Dr Jekyll – Dr Jekyll And Sister Hyde

Famous for combining comedy blood and bouncing boobs in new and inventive ways, Dr Jekyll And Sister Hyde is actually one of Hammer’s better films. Taking full advantage of the newly relaxed censorship laws, they were able to explore themes of eroticism and violence – in their own bouncy buxom way, of course. The classic Robert Louis Stevenson story is well known, so why not spice it up a notch? Dr Jekyll experiments on newly deceased corpses determined to discover the elixir of life that will provide immortality. He inadvertently creates a potion that transforms him into the sadistic yet beautiful Sister Hyde who, when not posing nude in front of the mirror, stalks Whitechapel for innocent young women to continue the research into immortality.

Dr. Michael Hfuhruhurr – The Man With Two Brains

Remember when Steve Martin was funny? Remember when he had a hilarious rubbery face instead of a disturbing rubber face? Well this was back then – the golden days of the silver fox. Operating in the realm of the maddest of mad scientists, Martin plays neurosurgeon Dr. Michael Hfuhruhurr. The recently widowed Hfuhruhurr accidently knocks over money grabbing Dolores Benedict using a method of his own invention: cranial screw-top brain entry. The two get married. When in Vienna Hfuhruhurr starts a semi-romantic relationship with a brain in a jar.

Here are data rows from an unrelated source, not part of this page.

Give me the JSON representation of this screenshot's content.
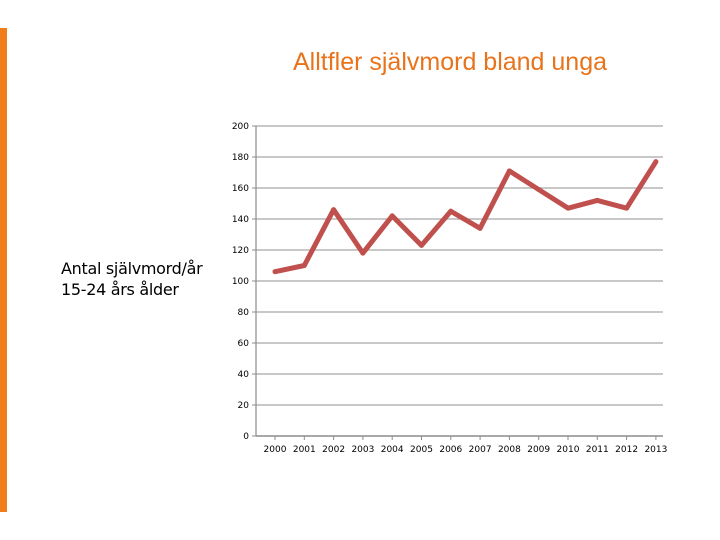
{
  "slide": {
    "title": "Alltfler självmord bland unga",
    "side_label_line1": "Antal självmord/år",
    "side_label_line2": "15-24 års ålder",
    "accent_color": "#f07d1a",
    "title_color": "#e8731a"
  },
  "chart_data": {
    "type": "line",
    "title": "",
    "xlabel": "",
    "ylabel": "",
    "ylim": [
      0,
      200
    ],
    "yticks": [
      0,
      20,
      40,
      60,
      80,
      100,
      120,
      140,
      160,
      180,
      200
    ],
    "categories": [
      "2000",
      "2001",
      "2002",
      "2003",
      "2004",
      "2005",
      "2006",
      "2007",
      "2008",
      "2009",
      "2010",
      "2011",
      "2012",
      "2013"
    ],
    "series": [
      {
        "color": "#c0504d",
        "values": [
          106,
          110,
          146,
          118,
          142,
          123,
          145,
          134,
          171,
          159,
          147,
          152,
          147,
          177
        ]
      }
    ],
    "grid": true,
    "legend": "none"
  }
}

Professor Klump – The Nutty Professor

Possibly the only scientist on the list you’d want to spend any time with, not being a maniacal lunatic. The loveable Klump just wants to lose some weight so a pretty girl will like him, and that’s something we can all relate to, maybe. His magic potion goes haywire when his alter-ego Buddy Love gets out of control. At the end of the day we all learn that invaluable lesson that though a fine ass can get you a long way, it’s what’s on the inside that counts. Don’t bother with Meet The Klumps though.

Docteur Génessier – Les Yeux Sans Visage

Strangely enough, Les Yeux Sans Visage follows a very similar narrative structure to The Human Centipede. Docteur (he’s French) Génessier is an expert surgeon who kidnaps and drugs young girls in order to surgically remove their faces to graft onto the head of his daughter, who suffered a disfiguring accident some years ago. Of course he doesn’t test his revolutionary new grafting technique – the heterograph – on his daughter, he’s not a monster! He runs various tests on his dogs – ring any bells? Docteur Génessier is clearly unstable, as is shown by his drugging and butchering of young girls, but he creates this odd tension by carrying out his crimes for the love of his daughter. Is that one of those big golden values that trumps all the bad things? Probably not. Whatever, he’s still a bonkers scientist.